Perubahan politik – pemilu multipartai dan desentralisasi – membuka peluang kontestasi elektoral secara luas. Berbeda dengan zaman Orde Baru (Orba) dimana para oligarki cukup menjaga loyalitas kepada rezim berkuasa, pada kondisi pemilu yang kompetitif mengubah karakter dan strategi oligarki dalam menjalin relasi dengan kekuasaan. Agar tetap ‘berkuasa’, baik secara direct maupun indirect, aturan main pemilu berlaku umum: kontestan wajib mengumpulkan suara pemilih sebanyak mungkin. Hal ini membuat oligarki tidak bisa hanya mengandalkan pendekatan klientelistik, intimidasi atau bahkan jual-beli suara semata, tetapi harus menjalin ‘kerjasama’ dengan kelompok warga atau masyarakat kelas bawah dan gerakan sosial (Manor, 2013; Tornquist, 2013).

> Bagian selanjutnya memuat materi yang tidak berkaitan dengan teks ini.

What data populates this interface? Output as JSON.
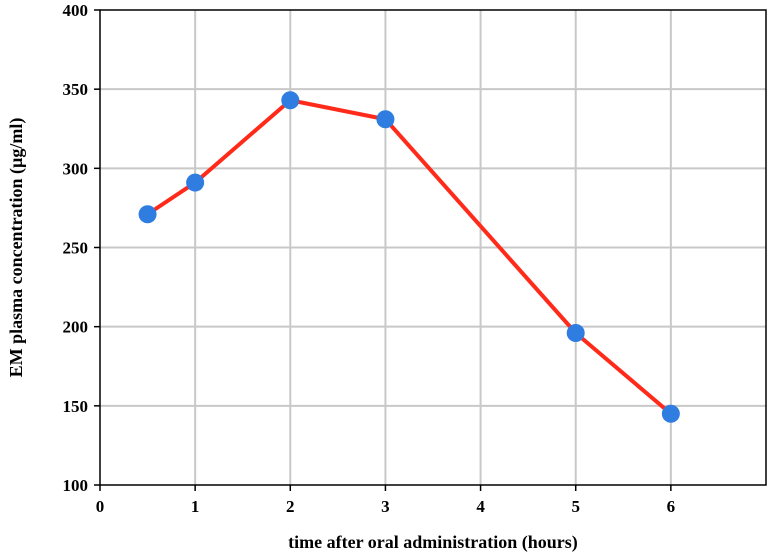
{
  "chart_data": {
    "type": "line",
    "title": "",
    "xlabel": "time after oral administration (hours)",
    "ylabel": "EM plasma concentration (µg/ml)",
    "xlim": [
      0,
      7
    ],
    "ylim": [
      100,
      400
    ],
    "x_ticks": [
      0,
      1,
      2,
      3,
      4,
      5,
      6
    ],
    "y_ticks": [
      100,
      150,
      200,
      250,
      300,
      350,
      400
    ],
    "grid": true,
    "series": [
      {
        "x": [
          0.5,
          1,
          2,
          3,
          5,
          6
        ],
        "y": [
          271,
          291,
          343,
          331,
          196,
          145
        ],
        "line_color": "#ff2a1a",
        "marker_color": "#2f7de1"
      }
    ]
  }
}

Tak ayal lagi beberapa oligarki mengusung agenda atau isu populis demi meraih dukungan konstituen. Pengalaman di Thailand menunjukkan, kondisi dimana kekuatan politik oligarki relatif sama kuat sehingga memaksa kelompok Thaksin mengusung program populis dan berkolaborasi dengan kelas sosial tertentu (Hewison and Kitilangrap, 2009). Begitu pun di India, dimana elit dominan harus mengadopsi isu kampanye populis demi mendapatkan dukungan pemilih kelas bawah (Manor, 2013). Ini menandakan, para oligarki, walaupun memiliki sumberdaya finansial, diharuskan merancang program kampanye inovatif, termasuk mengusung kebijakan populis agar memperbesar dukungan politik dan perolehan suara (Holmes 1993: 8&46). Agenda populisme ini membuka ruang negosiasi antara oligarki dengan masyarakat kelas bawah dan civil society serta mengusung agenda dan kebijakan perubahan radikal.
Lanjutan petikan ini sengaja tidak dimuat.